Source	API Endpoint	Coverage	Salary Data	Notes
Remotive	`remotive.com/api/remote-jobs`	Remote tech jobs worldwide	Structured field + description regex	Single page, `?search=X&limit=N`
Arbeitnow	`arbeitnow.com/api/job-board-api`	European focus, all job types	Description regex only	Paginated up to 3 pages, `created_at` is Unix timestamp
Jobicy	`jobicy.com/api/v2/remote-jobs`	Remote-first jobs	Structured `annualSalaryMin/Max` fields	`?count=N&tag=X`
HN Who's Hiring	`hn.algolia.com/api/v1/search`	Startup jobs from monthly threads	Description regex only	Searches comments from last 90 days, parses company from first line

Skill Detection System

The actor scans each job description against 80+ built-in technology patterns organized into 6 categories. Add domain-specific skills via the customSkills input — they're treated as first-class members of the categorisation, premium, and scarcity systems.

Category	Skills Detected
Languages	Python, JavaScript, TypeScript, Java, Rust, C++, Ruby, PHP, Swift, Kotlin, Scala, SQL, R, Go
Frameworks	React, Angular, Vue, Next.js, Django, Flask, Spring, Rails, Laravel, FastAPI, Express, Node.js, Svelte, NestJS, .NET
Cloud	AWS, Azure, GCP, Docker, Kubernetes, Terraform, CI/CD, Jenkins, GitHub Actions, CloudFormation
Data	PostgreSQL, MongoDB, Redis, Elasticsearch, Kafka, Spark, Snowflake, BigQuery, Airflow, MySQL, DynamoDB, Cassandra, Redshift
AI/ML	Machine Learning, Deep Learning, NLP, Computer Vision, PyTorch, TensorFlow, LLM, GPT, RAG, Generative AI, Neural Network
Other	Git, Linux, Agile, REST, GraphQL, gRPC, Microservices, Scrum, DevOps, SRE

Special handling: R and Go use context-aware regex to avoid false positives (e.g., "R" only matches when near "programming", "language", or other languages; "Go" matches "Golang" or "Go" in programming context).

Salary Extraction

Salary parsing uses multiple regex patterns applied to both structured API fields and free-text descriptions:

Pattern	Example	Currency
`$Xk - $Xk`	$120k - $180k	USD
`$X,XXX - $X,XXX`	$120,000 - $180,000	USD
`$Xk/year`	$150k/year	USD
`$X,XXX/year`	$150,000/year	USD
`€X - €X`	€50,000 - €80,000	EUR

Values under 1,000 are automatically multiplied by 1,000 (treating "150" as "$150k"). The summary report computes statistics from the sorted union of all min and max salary values.

Deduplication Algorithm

Two-phase deduplication for resilience against the same role posted across multiple boards with cosmetic title differences.
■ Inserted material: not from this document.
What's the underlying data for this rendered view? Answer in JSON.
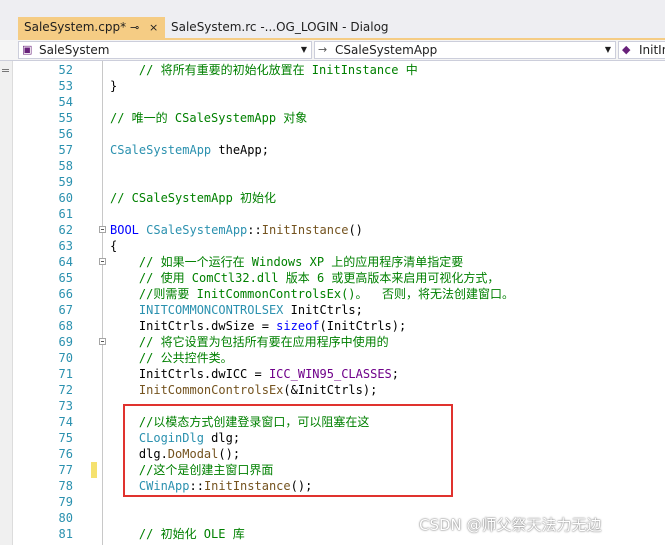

Title normalization — the title is lowercased, stripped of punctuation, and tokenized. Noise tokens (senior, sr, jr, mid, junior, staff, principal, lead, remote, fulltime, i, ii, iii, articles, prepositions) are removed so "Senior React Engineer" and "React Engineer (Sr)" collapse to the same key. Remaining tokens are alphabetised and capped at 80 characters.
Primary dedup key = company.toLowerCase().trim() + "::" + normalizedTitle.
URL secondary key = hostname + pathname from job.url. If the same URL has been seen under any primary key, the listing is folded into that key's crossSourceCount rather than re-counted.
The first listing encountered for each primary key is kept; subsequent duplicates increment crossSourceCount on the surviving record. crossSourceConfirmed: true fires when count > 1.

The two-phase approach catches both (a) the same role with cosmetic title variants and (b) the exact same URL re-syndicated to multiple boards.

HN Who's Hiring Comment Parsing

Hacker News comments are unstructured text. The actor extracts structured data via:

Company: Regex on first line: ^([A-Z][A-Za-z0-9\s&.'-]+?)[\s]*[|(\-–]/ (expects "Company | Role" format)
Role: Matches patterns like "hiring/looking for/seeking X" or "Company | X"
Remote: Word boundary match for /\bremote\b/i
Location: Matches "location/based in/office in: X"
Minimum length: Comments under 50 characters are skipped

How Much Does It Cost?

The Job Market Intelligence actor uses minimal compute resources because it calls lightweight REST APIs rather than rendering web pages. No proxies are required.

The actor is billed pay-per-event: one report-generated charge per successful run regardless of result count, source count, or whether segmentation / historical tracking / incremental mode are enabled. Apify platform compute is billed separately at standard rates and depends on memory and runtime — runs typically complete in well under a minute, and the actor's defaults (512 MB) keep platform compute modest. A scheduled daily run for monitoring is significantly cheaper than running ad-hoc scrapes against multiple sources individually.

The exact PPE price for the report-generated event is shown in the Apify Store listing and logged at the start of every run.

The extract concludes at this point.